Tottenham, by contrast, looked exhausted against the Baggies, and while that one-off result against West Brom could be disregarded as an aberration, last night's draw with Chelsea exhibited traces of mental fragility.

Tottenham were extremely fired-up against Chelsea, flying into challenges with such fervour that it belatedly seemed to wake a Chelsea side into action, having been slumbering since the FA Cup loss at Everton.

This eventually descended into farce, however, as tempers flared beyond the rubicon as Pochettino rushed onto the field to break up a scrap between Willian and Danny Rose:



This set the tone for a team that unravelled mentally on the field. Kyle Walker snidely kicked Pedro, Lamela stamped on Fabregas' hand, Danny Rose clashed with Willian, Harry Kane and Eric Dier were among many guilty of extremely late tackles, and Moussa Dembele came extremely close to eye-gouging Diego Costa.
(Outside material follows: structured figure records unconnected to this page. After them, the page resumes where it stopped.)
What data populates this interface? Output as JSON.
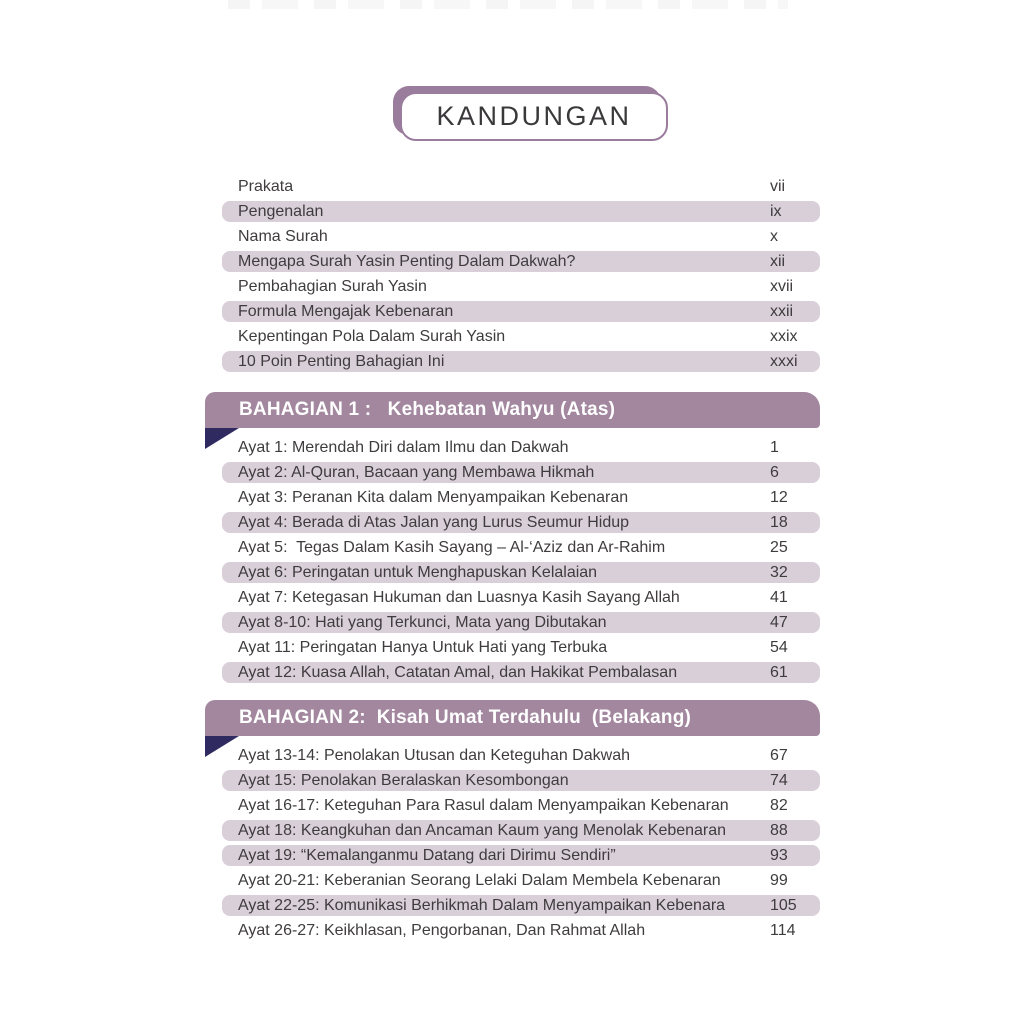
{
  "page_title": "KANDUNGAN",
  "colors": {
    "band": "#a2879f",
    "row_shade": "#d9cfd9",
    "fold": "#2f2b60",
    "title_border": "#9a7c9c",
    "text": "#3f3c3e",
    "band_text": "#ffffff"
  },
  "front_matter": [
    {
      "label": "Prakata",
      "page": "vii",
      "shaded": false
    },
    {
      "label": "Pengenalan",
      "page": "ix",
      "shaded": true
    },
    {
      "label": "Nama Surah",
      "page": "x",
      "shaded": false
    },
    {
      "label": "Mengapa Surah Yasin Penting Dalam Dakwah?",
      "page": "xii",
      "shaded": true
    },
    {
      "label": "Pembahagian Surah Yasin",
      "page": "xvii",
      "shaded": false
    },
    {
      "label": "Formula Mengajak Kebenaran",
      "page": "xxii",
      "shaded": true
    },
    {
      "label": "Kepentingan Pola Dalam Surah Yasin",
      "page": "xxix",
      "shaded": false
    },
    {
      "label": "10 Poin Penting Bahagian Ini",
      "page": "xxxi",
      "shaded": true
    }
  ],
  "sections": [
    {
      "heading": "BAHAGIAN 1 :   Kehebatan Wahyu (Atas)",
      "items": [
        {
          "label": "Ayat 1: Merendah Diri dalam Ilmu dan Dakwah",
          "page": "1",
          "shaded": false
        },
        {
          "label": "Ayat 2: Al-Quran, Bacaan yang Membawa Hikmah",
          "page": "6",
          "shaded": true
        },
        {
          "label": "Ayat 3: Peranan Kita dalam Menyampaikan Kebenaran",
          "page": "12",
          "shaded": false
        },
        {
          "label": "Ayat 4: Berada di Atas Jalan yang Lurus Seumur Hidup",
          "page": "18",
          "shaded": true
        },
        {
          "label": "Ayat 5:  Tegas Dalam Kasih Sayang – Al-‘Aziz dan Ar-Rahim",
          "page": "25",
          "shaded": false
        },
        {
          "label": "Ayat 6: Peringatan untuk Menghapuskan Kelalaian",
          "page": "32",
          "shaded": true
        },
        {
          "label": "Ayat 7: Ketegasan Hukuman dan Luasnya Kasih Sayang Allah",
          "page": "41",
          "shaded": false
        },
        {
          "label": "Ayat 8-10: Hati yang Terkunci, Mata yang Dibutakan",
          "page": "47",
          "shaded": true
        },
        {
          "label": "Ayat 11: Peringatan Hanya Untuk Hati yang Terbuka",
          "page": "54",
          "shaded": false
        },
        {
          "label": "Ayat 12: Kuasa Allah, Catatan Amal, dan Hakikat Pembalasan",
          "page": "61",
          "shaded": true
        }
      ]
    },
    {
      "heading": "BAHAGIAN 2:  Kisah Umat Terdahulu  (Belakang)",
      "items": [
        {
          "label": "Ayat 13-14: Penolakan Utusan dan Keteguhan Dakwah",
          "page": "67",
          "shaded": false
        },
        {
          "label": "Ayat 15: Penolakan Beralaskan Kesombongan",
          "page": "74",
          "shaded": true
        },
        {
          "label": "Ayat 16-17: Keteguhan Para Rasul dalam Menyampaikan Kebenaran",
          "page": "82",
          "shaded": false
        },
        {
          "label": "Ayat 18: Keangkuhan dan Ancaman Kaum yang Menolak Kebenaran",
          "page": "88",
          "shaded": true
        },
        {
          "label": "Ayat 19: “Kemalanganmu Datang dari Dirimu Sendiri”",
          "page": "93",
          "shaded": true
        },
        {
          "label": "Ayat 20-21: Keberanian Seorang Lelaki Dalam Membela Kebenaran",
          "page": "99",
          "shaded": false
        },
        {
          "label": "Ayat 22-25: Komunikasi Berhikmah Dalam Menyampaikan Kebenara",
          "page": "105",
          "shaded": true
        },
        {
          "label": "Ayat 26-27: Keikhlasan, Pengorbanan, Dan Rahmat Allah",
          "page": "114",
          "shaded": false
        }
      ]
    }
  ]
}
Once Gary Cahill scored to make it 2-1, Spurs never looked like scoring, and their improbable title dream flickered out. The end was all rather unseemly, as Guus Hiddink was shoved to the ground as the players went off the field:



Pochettino has moulded a very tough team in his image, but his side lost their clarity in a shroud of red-mist and emotion; impetuosity that began on the touchline. Afterwards, Pochettino addressed the loss of discipline as an unwanted element of a firebrand atmosphere:

Last night's was a game that Tottenham should have won, but ended up blowing in a maelstrom of emotion and anger. This can perhaps be attributed to inexperience, as Pochettino stressed afterwards, this Spurs team is the youngest in the division. Yet the manner of the last couple of weeks, particularly of last night, seem to be analogous with the 'Spursyness' that has held them back for so long.

Claudio Ranieri has won the league by deviating from his usual, 'Tinkerman' nature, the job for Pochettino now is to ensure he can do the same with Tottenham.